There were times, over the years, that I felt trapped in a time loop. The same thoughts, the same environment, every day repeating again and again. It began to feel robotic. This gave me an idea to paint several pieces in a steampunk style. This piece deviates a bit from that concept by including a plug, but I loved the idea of gears and cogs, wheels and mechanical butterflies to convey being “plugged in” with a higher form of thinking.

While I was gone, I had my ability to create art, and my mind. No one could ever own those elements of who I was. I considered it a product of my soul.

While in prison, by a majority, this was referred to as denial or delusion.

For me, it was critical thinking.

I made a decision (not always successful) to embrace the good aspects of this experience; despite being separated from everything, and everyone I loved. I intended to absolutely know with certainty that this was an experience to help others if I knew where to look for it. Eventually, with the help of the ACLU, I found it through lobbying and suing the DOC in Arizona for improved health care for all inmates. I worked with others to help counsel, or comfort during times of despair. It was not always successful, but I continued to try.

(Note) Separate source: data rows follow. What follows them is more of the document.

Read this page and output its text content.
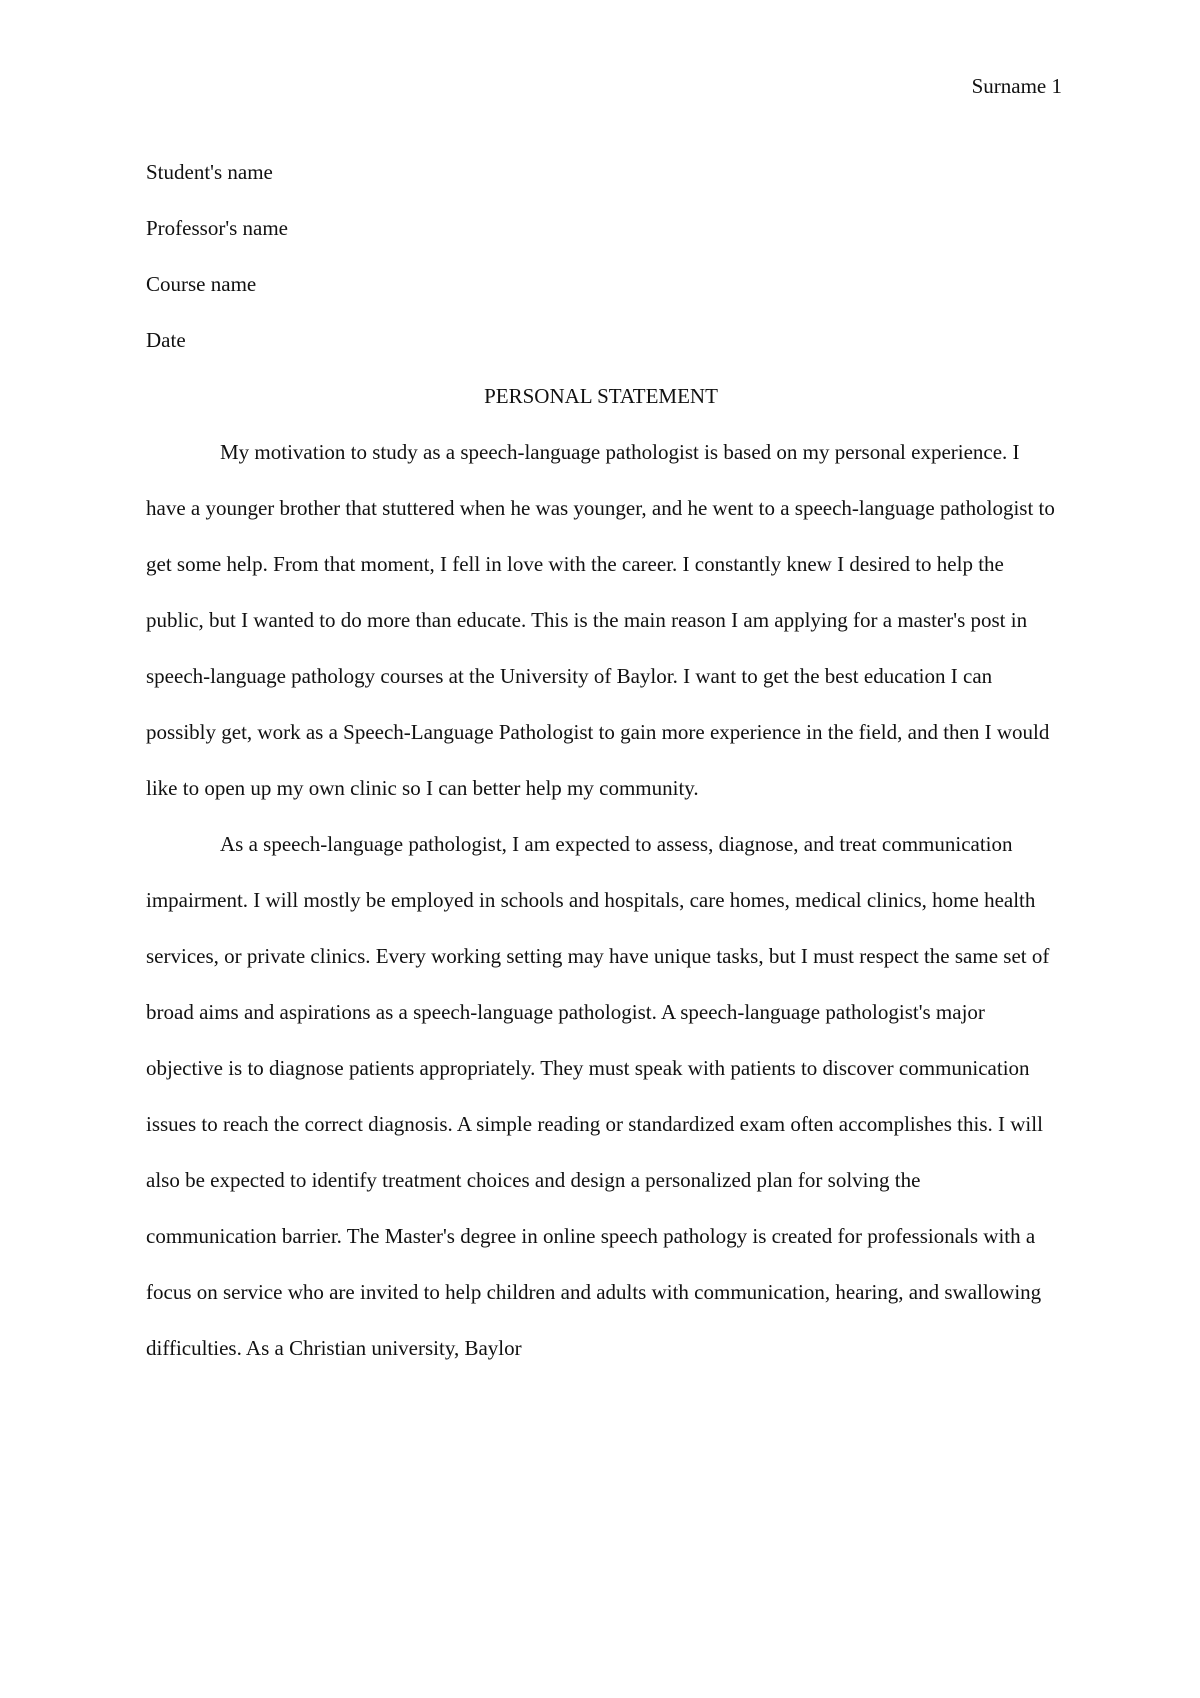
Surname 1
Student's name
Professor's name
Course name
Date
PERSONAL STATEMENT

My motivation to study as a speech-language pathologist is based on my personal experience. I have a younger brother that stuttered when he was younger, and he went to a speech-language pathologist to get some help. From that moment, I fell in love with the career. I constantly knew I desired to help the public, but I wanted to do more than educate. This is the main reason I am applying for a master's post in speech-language pathology courses at the University of Baylor. I want to get the best education I can possibly get, work as a Speech-Language Pathologist to gain more experience in the field, and then I would like to open up my own clinic so I can better help my community.

As a speech-language pathologist, I am expected to assess, diagnose, and treat communication impairment. I will mostly be employed in schools and hospitals, care homes, medical clinics, home health services, or private clinics. Every working setting may have unique tasks, but I must respect the same set of broad aims and aspirations as a speech-language pathologist. A speech-language pathologist's major objective is to diagnose patients appropriately. They must speak with patients to discover communication issues to reach the correct diagnosis. A simple reading or standardized exam often accomplishes this. I will also be expected to identify treatment choices and design a personalized plan for solving the communication barrier. The Master's degree in online speech pathology is created for professionals with a focus on service who are invited to help children and adults with communication, hearing, and swallowing difficulties. As a Christian university, Baylor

In that dark place, light began to creep into my life.

This piece is about the power of our minds, and the incredible power of positive thinking. I look at this piece and realized my thinking caused me to reach out and change the narrative of what had happened. I was able to ask for it, see it, believe it, and bring it forward. It was the realization that we create our own reality. Good, bad, or in between - we invite more of what we think of.

I thought constantly of love, hope and freedom.

This NFT is a collaboration with a talented artist from Pakistan named Syed Mohammed Shahzaib. It comes with a NFT for a 5120x7500 still image from the original painting in HD.